I read and comment on a lot of news stories and I thought a recent encounter with a bad logic troll might be of some interest to you, my loyal and vast audience. I follow chess fairly closely and commented on the recently completed Rapid and Blitz Championship which resulted in a pair of victories for Magnus Carlsen.
This comment resulted in me getting involved with a bad logic troll. I appreciate a good troll as much as anyone and I’ve engaged in the practice a few times myself. In this case I thought the use of logical fallacies worthy of an examination.
Magnus Carlsen recently declared he will not defend his world championship title in classical chess. This means when a new champion is declared later this year, he will no longer be eligible to win all three of the main chess championships in the same calendar year. A number of people are lamenting this fact and such thoughts led to my original comment.
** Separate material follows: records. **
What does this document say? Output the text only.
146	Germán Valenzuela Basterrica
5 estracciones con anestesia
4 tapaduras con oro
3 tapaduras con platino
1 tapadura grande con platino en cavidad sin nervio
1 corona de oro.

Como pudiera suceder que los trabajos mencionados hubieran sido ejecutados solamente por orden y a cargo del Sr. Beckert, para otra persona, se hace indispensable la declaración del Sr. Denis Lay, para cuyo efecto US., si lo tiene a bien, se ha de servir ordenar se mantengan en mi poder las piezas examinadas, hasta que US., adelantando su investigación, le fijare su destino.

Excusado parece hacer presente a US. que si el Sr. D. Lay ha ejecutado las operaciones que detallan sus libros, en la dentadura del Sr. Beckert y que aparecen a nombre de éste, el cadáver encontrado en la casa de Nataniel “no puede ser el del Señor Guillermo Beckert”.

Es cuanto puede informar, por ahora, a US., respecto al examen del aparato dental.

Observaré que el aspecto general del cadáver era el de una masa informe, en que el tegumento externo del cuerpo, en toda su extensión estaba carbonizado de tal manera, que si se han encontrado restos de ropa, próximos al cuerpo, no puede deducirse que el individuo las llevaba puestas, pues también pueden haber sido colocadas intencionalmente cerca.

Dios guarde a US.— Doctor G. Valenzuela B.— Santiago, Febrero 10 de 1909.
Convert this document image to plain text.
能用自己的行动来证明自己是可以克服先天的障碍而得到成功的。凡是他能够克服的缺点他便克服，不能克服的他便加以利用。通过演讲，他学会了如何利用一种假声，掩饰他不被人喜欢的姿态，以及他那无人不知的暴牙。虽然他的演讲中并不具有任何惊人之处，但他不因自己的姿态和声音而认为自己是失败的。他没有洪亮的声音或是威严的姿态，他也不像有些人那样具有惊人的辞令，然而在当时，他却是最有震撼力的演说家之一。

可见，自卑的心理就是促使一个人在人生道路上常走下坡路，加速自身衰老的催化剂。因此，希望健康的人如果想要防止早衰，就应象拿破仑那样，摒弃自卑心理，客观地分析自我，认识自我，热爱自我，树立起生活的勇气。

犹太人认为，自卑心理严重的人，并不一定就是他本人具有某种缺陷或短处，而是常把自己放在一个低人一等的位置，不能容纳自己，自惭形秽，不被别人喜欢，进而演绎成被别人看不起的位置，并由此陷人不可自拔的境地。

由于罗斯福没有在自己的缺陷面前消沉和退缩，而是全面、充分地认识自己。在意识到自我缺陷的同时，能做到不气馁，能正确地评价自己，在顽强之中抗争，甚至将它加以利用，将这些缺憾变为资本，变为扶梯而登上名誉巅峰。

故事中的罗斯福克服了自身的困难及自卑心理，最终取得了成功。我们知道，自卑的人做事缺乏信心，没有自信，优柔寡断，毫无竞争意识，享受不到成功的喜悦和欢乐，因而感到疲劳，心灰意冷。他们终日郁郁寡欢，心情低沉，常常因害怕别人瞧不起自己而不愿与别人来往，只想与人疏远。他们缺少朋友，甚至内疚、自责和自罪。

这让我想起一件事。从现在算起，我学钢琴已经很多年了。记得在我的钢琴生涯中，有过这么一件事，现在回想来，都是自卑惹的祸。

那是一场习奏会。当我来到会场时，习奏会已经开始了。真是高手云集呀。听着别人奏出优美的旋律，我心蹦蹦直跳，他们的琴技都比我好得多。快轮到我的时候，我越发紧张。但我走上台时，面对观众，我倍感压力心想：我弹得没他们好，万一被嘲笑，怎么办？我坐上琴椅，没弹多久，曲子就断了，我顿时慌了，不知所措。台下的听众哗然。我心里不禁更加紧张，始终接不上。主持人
One of the reasons Carlsen is not defending his title is such a defense occupies two years of his time. Carlsen preference is he’d like a yearly tournament to determine champion and I echoed that in my original comment. See the image above.
The Bad Logic Troll Arrives
Cue stage right, the villain has arrived! His or her original argument is a classical chess game, which lasts many hours, is unsuitable for a Swiss style tournament with many players. Now, at this point I already suspected a troll but I’m always willing to engage in conversation.
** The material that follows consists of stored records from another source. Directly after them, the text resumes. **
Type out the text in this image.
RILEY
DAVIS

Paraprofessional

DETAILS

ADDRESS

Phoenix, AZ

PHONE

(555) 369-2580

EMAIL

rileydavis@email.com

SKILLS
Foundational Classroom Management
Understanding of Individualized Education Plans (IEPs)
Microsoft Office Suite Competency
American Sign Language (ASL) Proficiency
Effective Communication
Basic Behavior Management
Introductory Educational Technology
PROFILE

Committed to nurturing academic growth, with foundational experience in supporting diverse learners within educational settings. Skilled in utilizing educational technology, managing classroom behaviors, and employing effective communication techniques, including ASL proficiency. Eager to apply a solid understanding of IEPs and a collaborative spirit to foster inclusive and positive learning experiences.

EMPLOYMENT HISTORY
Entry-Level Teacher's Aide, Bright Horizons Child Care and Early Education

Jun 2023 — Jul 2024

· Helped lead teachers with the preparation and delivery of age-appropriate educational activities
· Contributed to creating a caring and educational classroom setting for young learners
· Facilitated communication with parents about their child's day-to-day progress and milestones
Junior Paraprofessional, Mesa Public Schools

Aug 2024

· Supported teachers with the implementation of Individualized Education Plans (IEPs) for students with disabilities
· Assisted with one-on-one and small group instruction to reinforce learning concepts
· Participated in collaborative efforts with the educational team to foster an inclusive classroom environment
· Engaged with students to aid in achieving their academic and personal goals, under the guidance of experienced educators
I replied, with a bit of snark you’ll notice when reading the exchange, there are Swiss style tournaments playing classical chess on a fairly regular basis. That one of these tournaments is called the Grand Swiss. The fact that Swiss style tournaments with a hundred or more players are not only possible, but happen, seems to win the argument.
End of story, right? Troll wrong. Tom right. Time for a whiskey and celebration. Not so fast. The bad logic troll now tries lying. He or she claims the Grand Swiss tournament is played over a long period of time and involves pools. Both of these things are false. Either it’s a lie or just made up to support her or his original assertions. We haven’t gotten to the bad logic yet although certainly the behavior exhibited by my foe is egregious.
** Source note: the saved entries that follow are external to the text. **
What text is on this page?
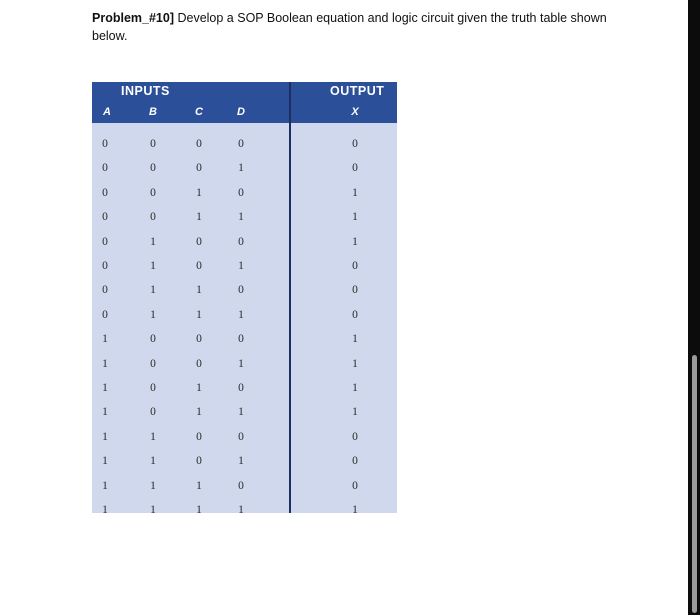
Problem_#10] Develop a SOP Boolean equation and logic circuit given the truth table shown below.
INPUTS	OUTPUT
A	B	C	D	X
0	0	0	0	0
0	0	0	1	0
0	0	1	0	1
0	0	1	1	1
0	1	0	0	1
0	1	0	1	0
0	1	1	0	0
0	1	1	1	0
1	0	0	0	1
1	0	0	1	1
1	0	1	0	1
1	0	1	1	1
1	1	0	0	0
1	1	0	1	0
1	1	1	0	0
1	1	1	1	1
I reply with simple facts copied and pasted from the Grand Swiss wiki page. The tournament lasts thirteen days and is not a pool event. Irrefutable, you exclaim. Victory for Tom! There’s no way the troll is slipping out of this one. Ah, my naïve friend, you haven’t dealt with trolls, have you? Just you wait.
The Bad Logic Appears
The troll counters with an argument completely different than the one originally made and shows a not unanticipated lack of basic math skills in adding up the time between two dates. This is the bad logic. Rather than admit her or his first argument was clearly defeated by a superior intellect, that’s me if you’re not following along, the troll goes down a different path. It really doesn’t matter what argument follows. It’s always the same and it’s a logical fallacy called Moving the Goalposts. When the original argument fails, just try a new one.
What to do when encountering this fallacy? Well, I suppose you can continue to argue but the person with whom you are debating is not worthy of the effort. Cut your losses, move on. That’s my advice at least.
Smile with smug self-satisfaction knowing you’ve won the argument because they, by moving the goalposts, conceded the point.